Furthermore, as inventor Pedro Salom explained in 1896, electric cars didn’t emit fumes while “all the gasoline motors we have seen belch forth from their exhaust pipe a continuous stream of partially unconsumed hydrocarbon in the form of a thin smoke with a highly noxious odor.”

Alongside Henry Morris, Salom founded a business that became the Electric Vehicle Company (EVC). The EVC produced a machine called the Electrobat, featuring a comfortable cabin modeled on a London Hansom cab and an electric engine with a range of 25 miles. More importantly, while the EVC did sell cars, it also offered an integrated transportation system, in which customers could hire an Electrobat by the day, the month or the mile. The machines could be recharged at stations using an ingenious method in which batteries could be swapped within 75 seconds. In between trips, they were stored in a central location. 

By 1902, some five billion people traveled on streetcars in the US across some 35,000 kilometers of tracks.

By January 1899, 55 cabs were in operation.

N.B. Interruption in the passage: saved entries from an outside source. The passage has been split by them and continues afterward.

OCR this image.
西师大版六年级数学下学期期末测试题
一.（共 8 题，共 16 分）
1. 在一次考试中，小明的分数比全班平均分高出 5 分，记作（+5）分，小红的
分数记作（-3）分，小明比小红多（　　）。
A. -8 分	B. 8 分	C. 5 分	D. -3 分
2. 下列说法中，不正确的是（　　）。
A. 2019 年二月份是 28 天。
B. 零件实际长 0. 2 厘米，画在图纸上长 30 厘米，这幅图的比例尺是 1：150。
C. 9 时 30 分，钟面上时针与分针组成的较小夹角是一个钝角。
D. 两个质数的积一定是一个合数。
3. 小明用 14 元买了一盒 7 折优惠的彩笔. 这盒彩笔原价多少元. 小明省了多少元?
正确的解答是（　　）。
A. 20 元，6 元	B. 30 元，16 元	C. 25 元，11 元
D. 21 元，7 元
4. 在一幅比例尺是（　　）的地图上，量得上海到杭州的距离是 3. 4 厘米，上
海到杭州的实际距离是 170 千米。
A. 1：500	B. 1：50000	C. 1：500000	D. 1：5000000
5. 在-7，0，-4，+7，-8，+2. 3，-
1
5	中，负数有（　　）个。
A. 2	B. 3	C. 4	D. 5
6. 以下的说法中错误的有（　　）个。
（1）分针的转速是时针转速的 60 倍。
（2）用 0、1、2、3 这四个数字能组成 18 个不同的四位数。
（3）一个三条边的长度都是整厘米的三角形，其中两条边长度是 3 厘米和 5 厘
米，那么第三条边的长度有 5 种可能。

The company expanded to New York, a move seen as preparatory to a nationwide and even global operation. As one contemporary paper noted, Morris and Salom’s intention was clear: “a worldwide network of branch EVCs.” According to historian David A. Kirsch, the EVC, at its height, was “both the largest vehicle manufacturer and the largest owner and operator of motor vehicles in the United States.”

But, like Uber and other ride-share services today, the EVC business model depended on rapid expansion, since the service could only become part of everyday life if the company possessed a sufficient mass of vehicles. In the era of Teddy Roosevelt’s “trust busting” rhetoric, the EVC’s plans for a transport monopoly created powerful opposition both from corporate rivals and the general public. Then, in 1899, a newspaper showed that the company had underpinned its growth with a fraudulent loan, a revelation that sent stock plummeting until the business collapsed. 

Yet the disintegration of the EVC—a collapse so total as to wipe the Electrobat from historical memory—didn’t reflect a technical inadequacy in electric vehicles. By all accounts, the Electrobat performed quite well. “[T]he business failed the machine,” writes Albert, “rather than the other way around.” Even by the 1920s, the internal combustion engine wasn’t the only game in town. To traffic campaigners, the private car seemed contingent rather than inevitable. Why, they thought, should wealthy drivers be allowed to run down pedestrians at high speed when so many other options were available? 

At that time, streetcars operated in most American cites, with the old horse-drawn trolleys now powered by electric motors. By 1902, some five billion people traveled on streetcars in the US across some 35,000 kilometers of tracks. The system was safe, efficient and pollution-free. Many people saw the expansion of streetcars as the most obvious way of moving the public around a modern city, especially since, as one contemporary newspaper put it, “the new problem created by the automobile . . . [is] will my child come home from school today alive and whole?”

Indeed, the campaign against the carnage wrought by cars coincided with a significant sales slump in 1923, despite the economy recovering from recession. “Auto industry insiders warned of coming saturation of demand for automobiles,” explains Norton. “Americans would soon have all the cars they wanted; many—especially people in cities—would never want them.”